Mixed-Parallel Heterogenous Partitioning

Mixed Parallel Heterogeneous Partitioning

PI’s: Dirk Grunwald and Jeremy Siek
Students: Joseph Blomsted
Many complex applications contain mixed parallel behavior that can be expressed as a combination of task, data, and pipeline parallelism. To achieve the best performance, these applications must be carefully mapped to each target platform; the capabilities of the target system greatly influence the ratio of mixed-parallel behavior that should be exploited. Heterogeneous systems also require additional decisions concerning how code is scheduled across the available devices, as well as balancing the interdependence between device scheduling and parallelization strategy selection.
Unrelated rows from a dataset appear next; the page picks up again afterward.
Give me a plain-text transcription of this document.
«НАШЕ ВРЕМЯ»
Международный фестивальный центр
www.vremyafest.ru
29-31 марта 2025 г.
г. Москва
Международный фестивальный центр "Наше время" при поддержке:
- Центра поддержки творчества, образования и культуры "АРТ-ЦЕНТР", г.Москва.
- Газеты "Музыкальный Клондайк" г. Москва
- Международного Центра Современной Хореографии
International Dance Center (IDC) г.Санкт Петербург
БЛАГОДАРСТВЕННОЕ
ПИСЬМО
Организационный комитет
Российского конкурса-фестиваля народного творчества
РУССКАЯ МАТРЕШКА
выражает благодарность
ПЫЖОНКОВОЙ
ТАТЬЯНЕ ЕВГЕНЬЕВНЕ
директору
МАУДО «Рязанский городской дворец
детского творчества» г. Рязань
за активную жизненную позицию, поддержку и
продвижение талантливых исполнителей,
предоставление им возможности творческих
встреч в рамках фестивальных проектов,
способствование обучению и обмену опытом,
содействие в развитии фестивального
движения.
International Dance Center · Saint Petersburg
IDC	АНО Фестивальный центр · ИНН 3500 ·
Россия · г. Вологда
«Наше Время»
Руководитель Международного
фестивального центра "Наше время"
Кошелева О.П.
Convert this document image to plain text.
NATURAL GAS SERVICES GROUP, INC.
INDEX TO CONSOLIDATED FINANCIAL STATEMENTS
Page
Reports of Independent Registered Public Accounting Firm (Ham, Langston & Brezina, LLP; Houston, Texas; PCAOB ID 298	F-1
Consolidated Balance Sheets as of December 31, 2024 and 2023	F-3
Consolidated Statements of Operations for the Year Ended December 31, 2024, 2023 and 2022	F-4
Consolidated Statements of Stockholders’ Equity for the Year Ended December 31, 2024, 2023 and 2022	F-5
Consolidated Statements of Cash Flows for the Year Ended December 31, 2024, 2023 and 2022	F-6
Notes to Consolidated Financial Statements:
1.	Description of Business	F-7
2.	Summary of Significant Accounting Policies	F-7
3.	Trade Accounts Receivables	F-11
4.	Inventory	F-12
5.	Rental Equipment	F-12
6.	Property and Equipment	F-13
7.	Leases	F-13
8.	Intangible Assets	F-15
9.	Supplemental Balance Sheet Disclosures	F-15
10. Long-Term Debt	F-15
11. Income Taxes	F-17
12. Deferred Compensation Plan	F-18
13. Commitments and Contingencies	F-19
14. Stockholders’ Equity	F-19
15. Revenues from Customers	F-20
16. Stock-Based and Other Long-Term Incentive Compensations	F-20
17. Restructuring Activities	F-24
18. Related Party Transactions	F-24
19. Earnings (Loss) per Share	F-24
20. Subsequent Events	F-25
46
Conceptually, the program decomposition process occurs in three high-level phases. This holds true whether the decomposition is performed manually by a programmer or automatically through a parallel computing framework or compiler.  First, code regions must be identified that have the appropriate granularity and execution characteristics to benefit from parallel execution. Then, a parallelization strategy (none, task, data, or pipeline) must be selected for each code region or group of related regions. Finally, the code regions must be converted into parallel code and scheduled to the available resources, either as static threads or entities within a parallel runtime system. This is often a challenging task because the appropriate parallelization strategy, granularity, and degree of nested parallelism for a region of code depends on the capabilities of the target system. The challenge is increased for heterogeneous parallel systems, which augment general-purpose computers with GPUs and other accelerators. These systems necessitate the additional task of scheduling regions across the different devices, and further complicate the parallelization strategy and granularity decisions
that are influenced by this schedule.
The Mixed-Parallel Heterogeneous Partitioning (MPHP) project  is building a new program decomposition and scheduling algorithm that partitions a program into appropriately sized regions that are scheduled across the available resources using a mix of the three parallelization strategies. Unlike existing techniques, the presented algorithm does not evaluate the different parallelization strategies in a fixed order, but treats all three strategies equally.  Furthermore, the system addresses the interdependence between device scheduling and strategy selection, reducing both decisions to a common problem that allows both issues to be explored simultaneously.